If you’re a regular R user, then you’ve probably used or have seen the function
duplicated()
. If you’ve only grown up in the world of dplyr
and other
tidyverse
packages with its cool function distinct()
, then I highly envy you. In any
case, you might find yourself using the duplicated()
function when you need
some more control. The function has a handy argument incomparables
that allows
you to ignore certain values when doing the comparison for duplicates. One day I
wanted to use this to remove duplicate customer entries from our CRM system based
on name and phone number. I went through the typical pre-processing stages of removing
unnecessary punctionation, converting to lowercase, removing spaces, etc.

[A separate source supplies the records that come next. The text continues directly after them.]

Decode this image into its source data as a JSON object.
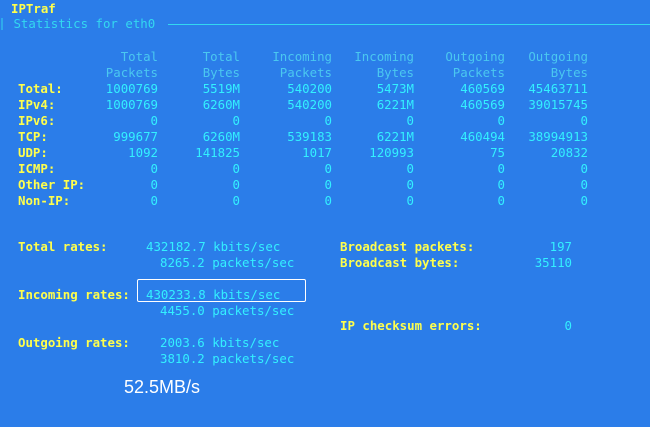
{
  "app": {
    "title": "IPTraf",
    "window_title": " Statistics for eth0 "
  },
  "columns": [
    {
      "top": "Total",
      "bottom": "Packets"
    },
    {
      "top": "Total",
      "bottom": "Bytes"
    },
    {
      "top": "Incoming",
      "bottom": "Packets"
    },
    {
      "top": "Incoming",
      "bottom": "Bytes"
    },
    {
      "top": "Outgoing",
      "bottom": "Packets"
    },
    {
      "top": "Outgoing",
      "bottom": "Bytes"
    }
  ],
  "rows": [
    {
      "label": "Total:",
      "values": [
        "1000769",
        "5519M",
        "540200",
        "5473M",
        "460569",
        "45463711"
      ]
    },
    {
      "label": "IPv4:",
      "values": [
        "1000769",
        "6260M",
        "540200",
        "6221M",
        "460569",
        "39015745"
      ]
    },
    {
      "label": "IPv6:",
      "values": [
        "0",
        "0",
        "0",
        "0",
        "0",
        "0"
      ]
    },
    {
      "label": "TCP:",
      "values": [
        "999677",
        "6260M",
        "539183",
        "6221M",
        "460494",
        "38994913"
      ]
    },
    {
      "label": "UDP:",
      "values": [
        "1092",
        "141825",
        "1017",
        "120993",
        "75",
        "20832"
      ]
    },
    {
      "label": "ICMP:",
      "values": [
        "0",
        "0",
        "0",
        "0",
        "0",
        "0"
      ]
    },
    {
      "label": "Other IP:",
      "values": [
        "0",
        "0",
        "0",
        "0",
        "0",
        "0"
      ]
    },
    {
      "label": "Non-IP:",
      "values": [
        "0",
        "0",
        "0",
        "0",
        "0",
        "0"
      ]
    }
  ],
  "rates": {
    "total": {
      "label": "Total rates:",
      "kbits": "432182.7 kbits/sec",
      "packets": "8265.2 packets/sec"
    },
    "incoming": {
      "label": "Incoming rates:",
      "kbits": "430233.8 kbits/sec",
      "packets": "4455.0 packets/sec"
    },
    "outgoing": {
      "label": "Outgoing rates:",
      "kbits": "2003.6 kbits/sec",
      "packets": "3810.2 packets/sec"
    }
  },
  "broadcast": {
    "packets_label": "Broadcast packets:",
    "packets_value": "197",
    "bytes_label": "Broadcast bytes:",
    "bytes_value": "35110"
  },
  "checksum": {
    "label": "IP checksum errors:",
    "value": "0"
  },
  "annotation": {
    "speed": "52.5MB/s"
  },
  "colors": {
    "background": "#2b7de9",
    "label_yellow": "#ffff4c",
    "value_cyan": "#33f0ff"
  }
}
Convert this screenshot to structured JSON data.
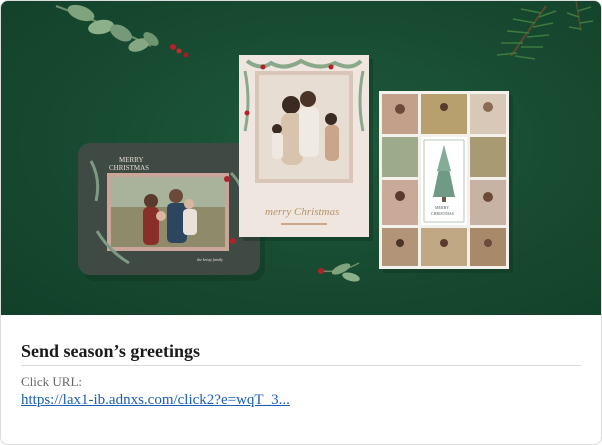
{
  "ad": {
    "title": "Send season’s greetings",
    "url_label": "Click URL:",
    "url_text": "https://lax1-ib.adnxs.com/click2?e=wqT_3..."
  },
  "hero_image": {
    "card_left_text_1": "MERRY",
    "card_left_text_2": "CHRISTMAS",
    "card_left_signature": "the kristy family",
    "card_center_script": "merry Christmas",
    "card_right_text_1": "MERRY",
    "card_right_text_2": "CHRISTMAS"
  },
  "colors": {
    "background_green": "#174a30",
    "link_blue": "#1a5fb4",
    "card_dark": "#3f4a44",
    "card_cream": "#efe6df"
  }
}
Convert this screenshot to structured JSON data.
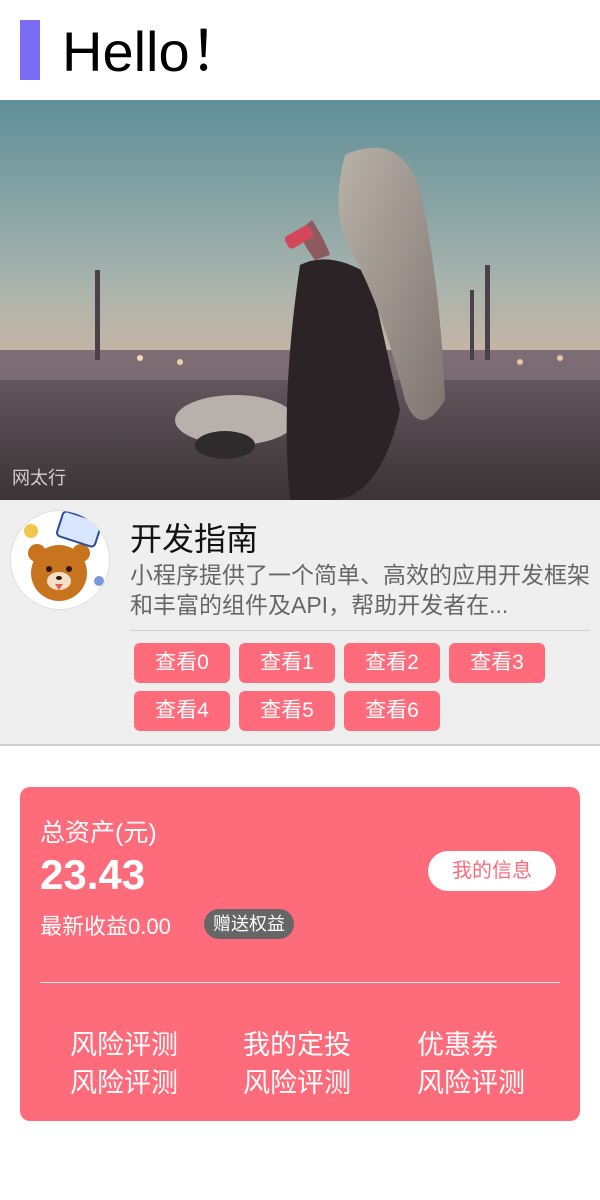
{
  "header": {
    "title": "Hello！",
    "accent": "#7b6cf6"
  },
  "banner": {
    "alt_icon": "banner-photo",
    "watermark": "网太行"
  },
  "card": {
    "title": "开发指南",
    "description": "小程序提供了一个简单、高效的应用开发框架和丰富的组件及API，帮助开发者在...",
    "buttons": [
      "查看0",
      "查看1",
      "查看2",
      "查看3",
      "查看4",
      "查看5",
      "查看6"
    ],
    "button_color": "#fe6b7a"
  },
  "asset": {
    "label": "总资产(元)",
    "amount": "23.43",
    "info_button": "我的信息",
    "profit": "最新收益0.00",
    "gift_badge": "赠送权益",
    "items": [
      {
        "label": "风险评测"
      },
      {
        "label": "我的定投"
      },
      {
        "label": "优惠券"
      },
      {
        "label": "风险评测"
      },
      {
        "label": "风险评测"
      },
      {
        "label": "风险评测"
      }
    ],
    "background": "#fe6b7a"
  }
}
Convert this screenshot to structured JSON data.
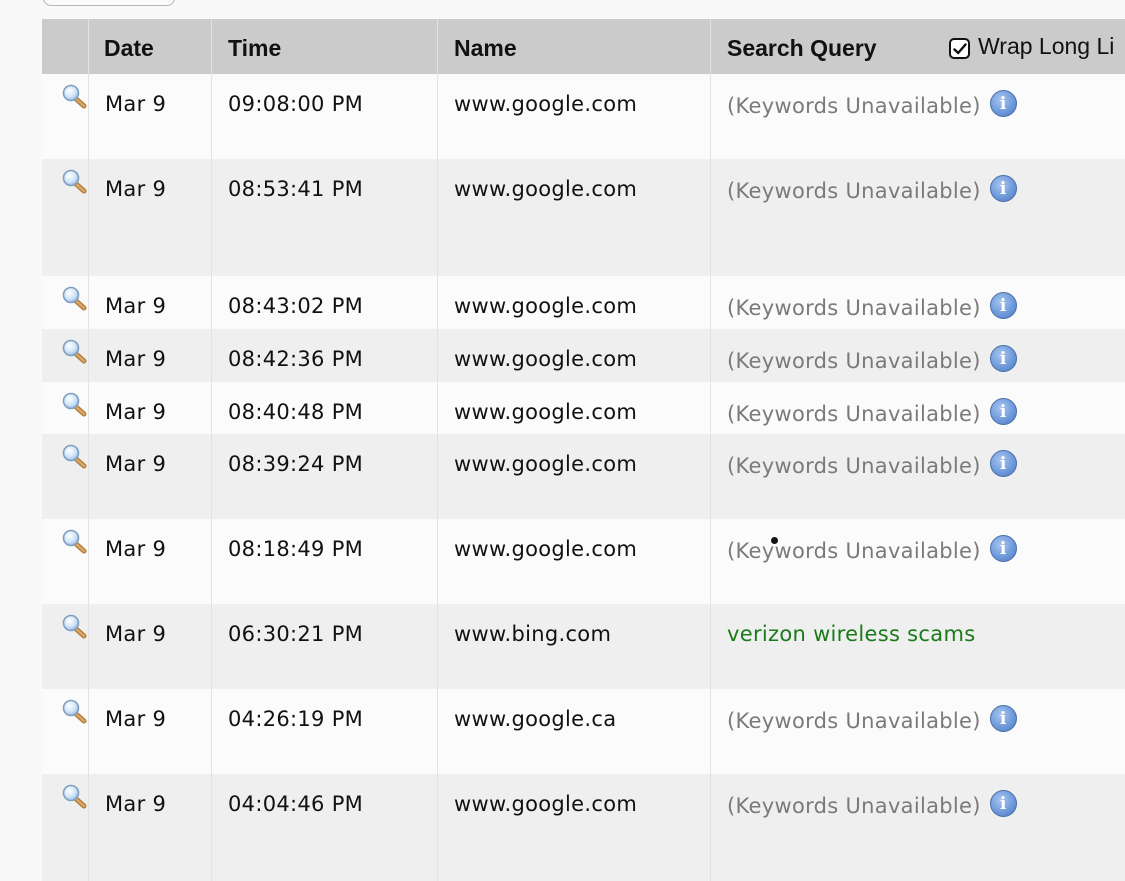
{
  "table": {
    "headers": {
      "date": "Date",
      "time": "Time",
      "name": "Name",
      "search_query": "Search Query",
      "wrap_long_lines": "Wrap Long Li"
    },
    "wrap_long_lines_checked": true,
    "rows": [
      {
        "date": "Mar 9",
        "time": "09:08:00 PM",
        "name": "www.google.com",
        "query": "(Keywords Unavailable)",
        "keywords_available": false
      },
      {
        "date": "Mar 9",
        "time": "08:53:41 PM",
        "name": "www.google.com",
        "query": "(Keywords Unavailable)",
        "keywords_available": false
      },
      {
        "date": "Mar 9",
        "time": "08:43:02 PM",
        "name": "www.google.com",
        "query": "(Keywords Unavailable)",
        "keywords_available": false
      },
      {
        "date": "Mar 9",
        "time": "08:42:36 PM",
        "name": "www.google.com",
        "query": "(Keywords Unavailable)",
        "keywords_available": false
      },
      {
        "date": "Mar 9",
        "time": "08:40:48 PM",
        "name": "www.google.com",
        "query": "(Keywords Unavailable)",
        "keywords_available": false
      },
      {
        "date": "Mar 9",
        "time": "08:39:24 PM",
        "name": "www.google.com",
        "query": "(Keywords Unavailable)",
        "keywords_available": false
      },
      {
        "date": "Mar 9",
        "time": "08:18:49 PM",
        "name": "www.google.com",
        "query": "(Keywords Unavailable)",
        "keywords_available": false
      },
      {
        "date": "Mar 9",
        "time": "06:30:21 PM",
        "name": "www.bing.com",
        "query": "verizon wireless scams",
        "keywords_available": true
      },
      {
        "date": "Mar 9",
        "time": "04:26:19 PM",
        "name": "www.google.ca",
        "query": "(Keywords Unavailable)",
        "keywords_available": false
      },
      {
        "date": "Mar 9",
        "time": "04:04:46 PM",
        "name": "www.google.com",
        "query": "(Keywords Unavailable)",
        "keywords_available": false
      }
    ]
  },
  "icons": {
    "row_view": "magnifier-icon",
    "info": "info-icon",
    "checkbox": "checkmark-icon"
  },
  "colors": {
    "header_bg": "#cbcbcb",
    "keywords_available": "#1a7a1a",
    "keywords_unavailable": "#7a7a7a",
    "info_icon": "#6f9bdb"
  }
}
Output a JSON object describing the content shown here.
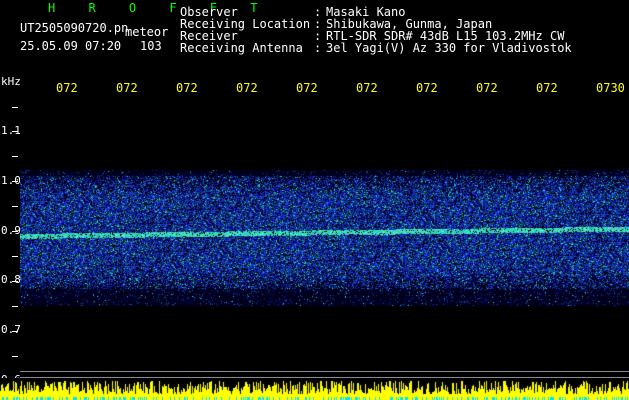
{
  "header": {
    "app_name": "H R O F F T",
    "filename": "UT2505090720.pn",
    "mode": "meteor",
    "datetime": "25.05.09 07:20",
    "count": "103"
  },
  "meta": [
    {
      "label": "Observer",
      "value": "Masaki Kano"
    },
    {
      "label": "Receiving Location",
      "value": "Shibukawa, Gunma, Japan"
    },
    {
      "label": "Receiver",
      "value": "RTL-SDR SDR# 43dB L15 103.2MHz CW"
    },
    {
      "label": "Receiving Antenna",
      "value": "3el Yagi(V) Az 330 for Vladivostok"
    }
  ],
  "meta_separator": ":",
  "axis": {
    "unit": "kHz",
    "y_ticks": [
      "1.1",
      "1.0",
      "0.9",
      "0.8",
      "0.7",
      "0.6"
    ],
    "time_ticks": [
      "072",
      "072",
      "072",
      "072",
      "072",
      "072",
      "072",
      "072",
      "072",
      "0730"
    ]
  },
  "colors": {
    "title": "#00ff00",
    "text": "#ffffff",
    "time_ticks": "#ffff00",
    "spectro_low": "#000044",
    "spectro_mid": "#2a62ff",
    "spectro_high": "#00ff88",
    "bars_yellow": "#ffff00",
    "bars_cyan": "#00e5ff"
  }
}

After I got familiar with the data I realized that some of the data points were
missing or not complete enough to make any meaningful determination of a duplicate.
I needed a solution to ignore certain missing patterns, but it needed to encompass
two or more columns of data. One hack would be to paste0()
the columns together and
work on a single pasted column, but this doesn’t handle multiple incomparable values.
As I found out, the duplicated function can handle multiple columns, but the
incomparables
argument does not work for multiple columns, let alone different
incomparable values for each column. Here is the error I get:
duplicated(mtcars[,c('am', 'gear', 'cyl')], incomparables=6)
## Error: argument 'incomparables != FALSE' is not used (yet)
This is really a bummer because it is nice to have this explicit functionality of what should really be considered when evaluating for duplicates. The error message sure is hopeful at the end there: “is not used (yet)”! After some digging I concluded that the function existed, as-is, at least since R version 1.4, which was released in 2001! I wouldn’t hold my breath for anyone to actually fix this issue. Contributing changes to base R has become much for difficult. I submitted a patch to R core to fix this very issue, but they weren’t too responsive. I guess it will stay as a hidden gem in base R, waiting for the next data miner to unearth. If you run across this issue and really want a fix, then feel free to use the code below. I’ve implemented a function to support incomparables across multiple columns where a list of vectors will specify the incomparable values for each column. The list elements are recycled if it is shorter than the columns being compared.
new_duplicated <- function(x, incomparables = FALSE, fromLast = FALSE, ...) {
if(!identical(incomparables, FALSE)) {
n <- ncol(x)
nmx <- names(x)
nmincomparables <- names(incomparables)
lincomparables <- length(incomparables)
if(is.null(nmincomparables)) {
if(lincomparables < n) {
# pad any incomparables lists with the default value if list is shorter than the number columns in the supplied data.frame
tmp <- c(incomparables, as.list(rep_len(FALSE, n - lincomparables)))
names(tmp) <- nmx
incomparables <- tmp
}
if(lincomparables > n) {
# if the list is unnamed and there are more elements in the list than there are columns, then only first n elements
warning(paste("more columns in 'incomparables' than x, only using the first", n, "elements"))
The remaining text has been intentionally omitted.